What Would Happen to Your Business in a Disaster?

(ARA)- Imagine losing your computer or PDA and not having any of the information backed up. How long would it take you to reconstruct that information? What would you do in the meantime? Losing your personal information is devastating enough, but now imagine that you are a businessperson whose company has been hit by a natural or man-made disaster, destroying all your records and the ability to process transactions. Your business would grind to a halt, perhaps never to recover.
Smart business executives know that protecting their company's data and the ability to process that data is vital to business success. Unfortunately, it is all too easy to adopt the mentality that "it will never happen to my company"--until it does.
"The bottom line is how long can you afford to be out of business?" asks Mark Hansen, chief technical officer of MarquisNet, a global provider of disaster recovery services. "For most companies, the answer is 'not very long.'" When a company is out of business, both customers and employees are adversely affected. Hansen cites the example of companies shut down by Hurricane Katrina. "Many of those businesses will never open their doors again," he says. "That means someone has lost a business and a lot of people will be looking for new jobs to support their families."
Having an emergency plan in place gives businesses a competitive edge by ensuring that the company's work is not disrupted during a disaster, and that it always has immediate access to important data. "We can serve as a fully customizable Disaster Recovery Hot Site (DRHS)," explains Hansen. "In the event of a disaster, we provide alternate workspace, telecommunications capabilities and IT resources needed to reconnect employees to critical business information."
Located in Las Vegas, away from natural disasters often experienced on the U.S. coast line, the facility is five minutes from the airport, providing easy access to clients, yet not in the airport's flight path.

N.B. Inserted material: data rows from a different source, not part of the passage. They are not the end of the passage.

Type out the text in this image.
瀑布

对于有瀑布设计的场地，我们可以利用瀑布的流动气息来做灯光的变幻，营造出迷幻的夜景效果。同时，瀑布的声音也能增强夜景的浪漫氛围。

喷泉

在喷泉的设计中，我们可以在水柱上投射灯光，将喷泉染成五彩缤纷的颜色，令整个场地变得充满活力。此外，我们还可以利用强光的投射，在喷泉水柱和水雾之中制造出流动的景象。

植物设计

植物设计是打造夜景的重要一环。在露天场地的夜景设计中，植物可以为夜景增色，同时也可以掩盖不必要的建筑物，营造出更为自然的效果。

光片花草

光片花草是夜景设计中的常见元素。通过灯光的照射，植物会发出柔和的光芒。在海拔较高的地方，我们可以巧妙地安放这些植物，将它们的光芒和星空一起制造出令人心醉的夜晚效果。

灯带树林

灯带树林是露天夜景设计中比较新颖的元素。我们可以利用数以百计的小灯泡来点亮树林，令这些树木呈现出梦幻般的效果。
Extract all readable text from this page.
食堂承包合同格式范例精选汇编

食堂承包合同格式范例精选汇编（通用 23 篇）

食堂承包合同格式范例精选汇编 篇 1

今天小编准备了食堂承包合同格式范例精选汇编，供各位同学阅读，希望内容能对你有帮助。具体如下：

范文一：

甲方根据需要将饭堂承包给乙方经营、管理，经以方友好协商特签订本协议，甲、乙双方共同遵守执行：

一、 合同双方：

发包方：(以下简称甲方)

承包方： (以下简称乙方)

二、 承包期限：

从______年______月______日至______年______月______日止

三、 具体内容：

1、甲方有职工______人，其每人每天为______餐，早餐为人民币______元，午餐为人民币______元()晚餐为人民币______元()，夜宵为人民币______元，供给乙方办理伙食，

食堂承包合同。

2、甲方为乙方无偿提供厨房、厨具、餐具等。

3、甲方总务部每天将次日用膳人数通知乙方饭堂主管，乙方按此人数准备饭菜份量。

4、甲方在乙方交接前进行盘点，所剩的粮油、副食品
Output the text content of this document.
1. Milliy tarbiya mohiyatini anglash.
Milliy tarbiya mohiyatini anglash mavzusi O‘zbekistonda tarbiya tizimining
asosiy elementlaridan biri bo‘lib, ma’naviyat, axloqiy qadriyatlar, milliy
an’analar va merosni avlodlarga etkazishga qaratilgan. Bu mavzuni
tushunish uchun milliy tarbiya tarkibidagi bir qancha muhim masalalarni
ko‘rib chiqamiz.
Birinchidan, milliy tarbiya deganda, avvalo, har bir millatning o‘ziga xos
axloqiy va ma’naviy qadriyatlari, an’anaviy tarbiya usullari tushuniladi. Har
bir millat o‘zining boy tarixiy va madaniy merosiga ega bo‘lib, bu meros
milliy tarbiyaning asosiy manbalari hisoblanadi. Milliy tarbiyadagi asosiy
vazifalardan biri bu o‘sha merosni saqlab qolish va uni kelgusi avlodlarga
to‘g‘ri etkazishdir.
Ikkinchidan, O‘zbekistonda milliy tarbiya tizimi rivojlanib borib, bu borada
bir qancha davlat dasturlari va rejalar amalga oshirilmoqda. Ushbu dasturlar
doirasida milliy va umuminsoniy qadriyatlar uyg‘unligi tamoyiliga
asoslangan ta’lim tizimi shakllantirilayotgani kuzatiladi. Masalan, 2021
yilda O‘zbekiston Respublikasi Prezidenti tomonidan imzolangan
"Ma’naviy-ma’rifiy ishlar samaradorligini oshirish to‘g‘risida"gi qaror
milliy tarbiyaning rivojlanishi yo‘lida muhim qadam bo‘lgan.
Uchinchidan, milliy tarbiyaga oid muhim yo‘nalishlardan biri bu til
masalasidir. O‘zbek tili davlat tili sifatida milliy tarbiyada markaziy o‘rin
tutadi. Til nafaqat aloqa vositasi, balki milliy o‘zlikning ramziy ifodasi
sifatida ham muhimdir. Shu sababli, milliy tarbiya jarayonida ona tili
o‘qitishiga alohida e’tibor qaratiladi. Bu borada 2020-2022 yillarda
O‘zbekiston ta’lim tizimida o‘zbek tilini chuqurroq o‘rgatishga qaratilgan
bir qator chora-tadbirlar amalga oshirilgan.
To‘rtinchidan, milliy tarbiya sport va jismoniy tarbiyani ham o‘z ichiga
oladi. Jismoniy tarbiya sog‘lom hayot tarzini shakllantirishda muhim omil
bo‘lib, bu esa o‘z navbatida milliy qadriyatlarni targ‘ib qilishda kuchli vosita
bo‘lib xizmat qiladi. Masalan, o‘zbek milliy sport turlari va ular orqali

It is equipped with N+1 redundancy, meaning every system in the facility has a backup, including air conditioning and power sources.
"Although we pride ourselves on our state-of-the-art facility, it is our knowledge base that truly sets us apart from other disaster recovery firms," says company founder and CEO Derek LaFavor. "With more than 20 years of data center experience, we're able to anticipate our clients' needs."
While natural disasters like Hurricane Katrina or technical failures like the recent power outage in Los Angeles are the type of incidents that come to mind when discussing disaster recovery, Hansen knows that it doesn't take an act of nature to shut down a business.
"We recently helped a client whose office lease was terminated early. While that may not sound too bad, the company had just one week's notice from its landlord. They needed a place immediately for computers and staff," says Hansen. "We were able to set-up the business temporarily in our facility while they found a new location. Continuity is key in business, and we provide the infrastructure that makes that a reality for our clients."